You pay around 300 NOK for a gas station coffee cup, and you are then able to refill as much coffee you want for an entire year. Most gas stations also have special coffees, tea and cacao in the subscription as well.

This is great for when you want to drink a lot of coffee while driving around in Norway, and you tend to make even very quickly if you are planning on buying a lot of coffee anyway, seeing a single cup often costs around 30 – 40 NOK.

Some gas station chains have a physical cup you buy and get the subscription tied to the cup, while others operate with an app where you scan the app when filling your coffee cup.

You can get these gas station coffee cup deals at any major gas station in Norway. Keep in mind that they are tied to the chain you buy them from. So a Circle K coffee cup can only be used at Circle K stations, while an Esso coffee cup can only be used at Esso, and so on.

Below is a table that shows the gas station chains and their type of coffee cup deal.

Gas station chainType of coffee dealPrice
Circle KPhysical coffee cup349 NOK
Shell & ST1Physical or app (you choose)299 NOK
XY & 7-ElevenPhysical coffee cup299 NOK

I tend to choose the one from Circle K myself, simply because there’s mostly Circle K stations close to where I live and usually drive.

Circle K
Circle K gas station. Photo published with permission.

Unmanned gas stations

There are a lot of unmanned gas stations in Norway as well. These are just fuel pumps with a connected payment central that allows you to fill your fuel tank, without a physical store that sell food or other items. You won’t even be able to get a cup of coffee at these places.

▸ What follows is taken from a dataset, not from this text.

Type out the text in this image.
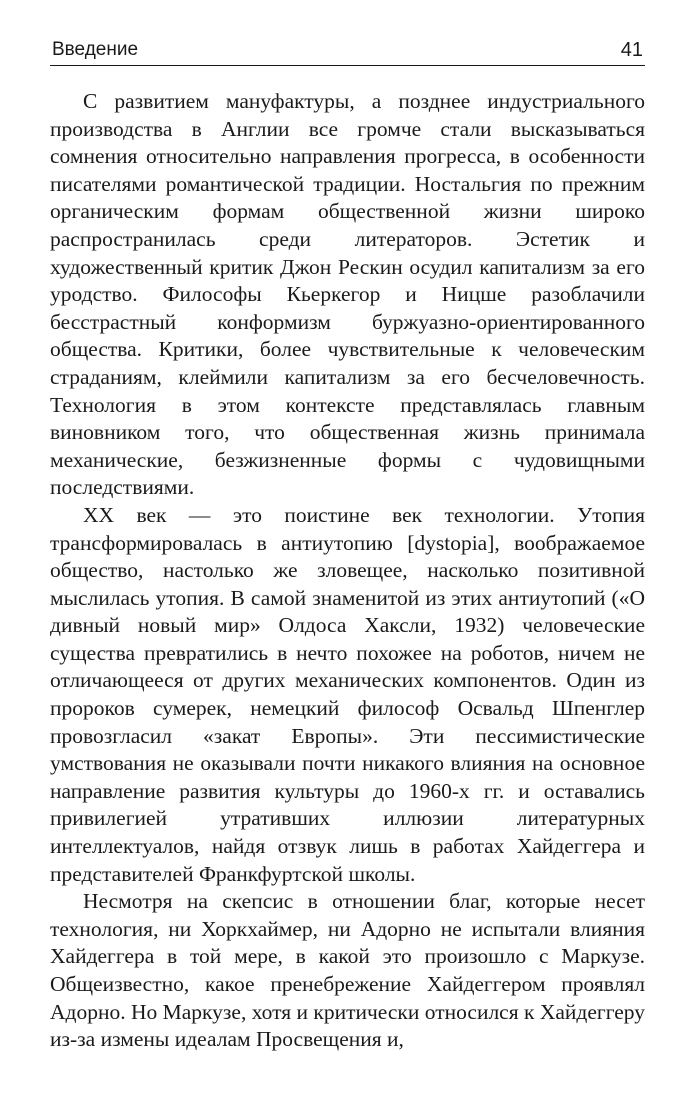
Введение	41

С развитием мануфактуры, а позднее индустриального производства в Англии все громче стали высказываться сомнения относительно направления прогресса, в особенности писателями романтической традиции. Ностальгия по прежним органическим формам общественной жизни широко распространилась среди литераторов. Эстетик и художественный критик Джон Рескин осудил капитализм за его уродство. Философы Кьеркегор и Ницше разоблачили бесстрастный конформизм буржуазно-ориентированного общества. Критики, более чувствительные к человеческим страданиям, клеймили капитализм за его бесчеловечность. Технология в этом контексте представлялась главным виновником того, что общественная жизнь принимала механические, безжизненные формы с чудовищными последствиями.

XX век — это поистине век технологии. Утопия трансформировалась в антиутопию [dystopia], воображаемое общество, настолько же зловещее, насколько позитивной мыслилась утопия. В самой знаменитой из этих антиутопий («О дивный новый мир» Олдоса Хаксли, 1932) человеческие существа превратились в нечто похожее на роботов, ничем не отличающееся от других механических компонентов. Один из пророков сумерек, немецкий философ Освальд Шпенглер провозгласил «закат Европы». Эти пессимистические умствования не оказывали почти никакого влияния на основное направление развития культуры до 1960-х гг. и оставались привилегией утративших иллюзии литературных интеллектуалов, найдя отзвук лишь в работах Хайдеггера и представителей Франкфуртской школы.

Несмотря на скепсис в отношении благ, которые несет технология, ни Хоркхаймер, ни Адорно не испытали влияния Хайдеггера в той мере, в какой это произошло с Маркузе. Общеизвестно, какое пренебрежение Хайдеггером проявлял Адорно. Но Маркузе, хотя и критически относился к Хайдеггеру из-за измены идеалам Просвещения и,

The positive side to these unmanned gas stations is that they are often a little bit cheaper, so you can save some money by choosing to go to an unmanned gas station instead of a full-blown gas station with food service, a car wash and a range of household items.

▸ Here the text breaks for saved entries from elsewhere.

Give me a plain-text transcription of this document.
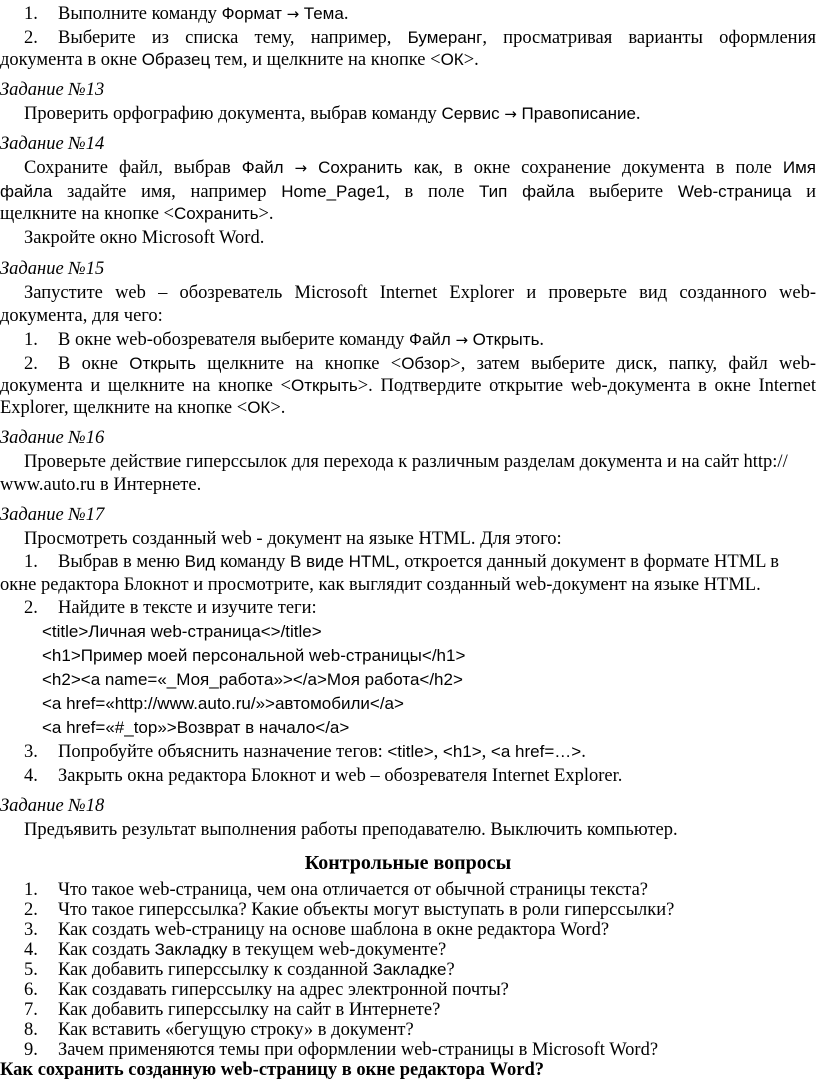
1. Выполните команду Формат → Тема.
2. Выберите из списка тему, например, Бумеранг, просматривая варианты оформления
документа в окне Образец тем, и щелкните на кнопке <ОК>.
Задание №13
Проверить орфографию документа, выбрав команду Сервис → Правописание.
Задание №14
Сохраните файл, выбрав Файл → Сохранить как, в окне сохранение документа в поле Имя
файла задайте имя, например Home_Page1, в поле Тип файла выберите Web-страница и
щелкните на кнопке <Сохранить>.
Закройте окно Microsoft Word.
Задание №15
Запустите web – обозреватель Microsoft Internet Explorer и проверьте вид созданного web-
документа, для чего:
1. В окне web-обозревателя выберите команду Файл → Открыть.
2. В окне Открыть щелкните на кнопке <Обзор>, затем выберите диск, папку, файл web-
документа и щелкните на кнопке <Открыть>. Подтвердите открытие web-документа в окне Internet
Explorer, щелкните на кнопке <ОК>.
Задание №16
Проверьте действие гиперссылок для перехода к различным разделам документа и на сайт http://
www.auto.ru в Интернете.
Задание №17
Просмотреть созданный web - документ на языке HTML. Для этого:
1. Выбрав в меню Вид команду В виде HTML, откроется данный документ в формате HTML в
окне редактора Блокнот и просмотрите, как выглядит созданный web-документ на языке HTML.
2. Найдите в тексте и изучите теги:
<title>Личная web-страница<>/title>
<h1>Пример моей персональной web-страницы</h1>
<h2><a name=«_Моя_работа»></a>Моя работа</h2>
<a href=«http://www.auto.ru/»>автомобили</a>
<a href=«#_top»>Возврат в начало</a>
3. Попробуйте объяснить назначение тегов: <title>, <h1>, <a href=…>.
4. Закрыть окна редактора Блокнот и web – обозревателя Internet Explorer.
Задание №18
Предъявить результат выполнения работы преподавателю. Выключить компьютер.
Контрольные вопросы
1. Что такое web-страница, чем она отличается от обычной страницы текста?
2. Что такое гиперссылка? Какие объекты могут выступать в роли гиперссылки?
3. Как создать web-страницу на основе шаблона в окне редактора Word?
4. Как создать Закладку в текущем web-документе?
5. Как добавить гиперссылку к созданной Закладке?
6. Как создавать гиперссылку на адрес электронной почты?
7. Как добавить гиперссылку на сайт в Интернете?
8. Как вставить «бегущую строку» в документ?
9. Зачем применяются темы при оформлении web-страницы в Microsoft Word?
Как сохранить созданную web-страницу в окне редактора Word?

Gas station sign with fuel prices
Gas station sign with fuel prices. Photo by Nicklas Iversen / The Norway Guide.

4 thoughts on “Gas Stations In Norway: What To Expect At A Gas Station”

  1. This guy is kinda wrong. Gas station hot dogs are so fire. They are some of the best hot dogs I’ve had. They’re nothing like American gas station hot dogs. Please try one. God please.

    • Hi, Summer.

      Each to their own I guess. I am still standing by my statement that no one should expect gourmet food from a Norwegian gas station.

      As to how they are compared to American ones I cannot say, but most gas station hot dogs are nowhere near restaurant level quality.

      Best regards

    • Hi, Mark.

      Yes and no. Gas stations in Norway are struggling a bit, especially in rural areas, but surveys found that EVs are not to blame. In fact, most gas stations make most of their money from selling goods and food, and gas stations with a good selection of EV charging stations have reported an increase in revenue from this. The reason is that EV owners need to wait longer for their EV to charger (compared to filling petrol or diesel), so a higher percentage of people spend time inside the actual gas station and ends up buying things.

      The reason why gas stations in general are having a bit of a difficult time is likely due to Norwegians having less purchasing power due to inflation and rising prices, so people end up making better financial decisions, including not spending a premium to buy things at gas stations when they are half the price at a grocery store.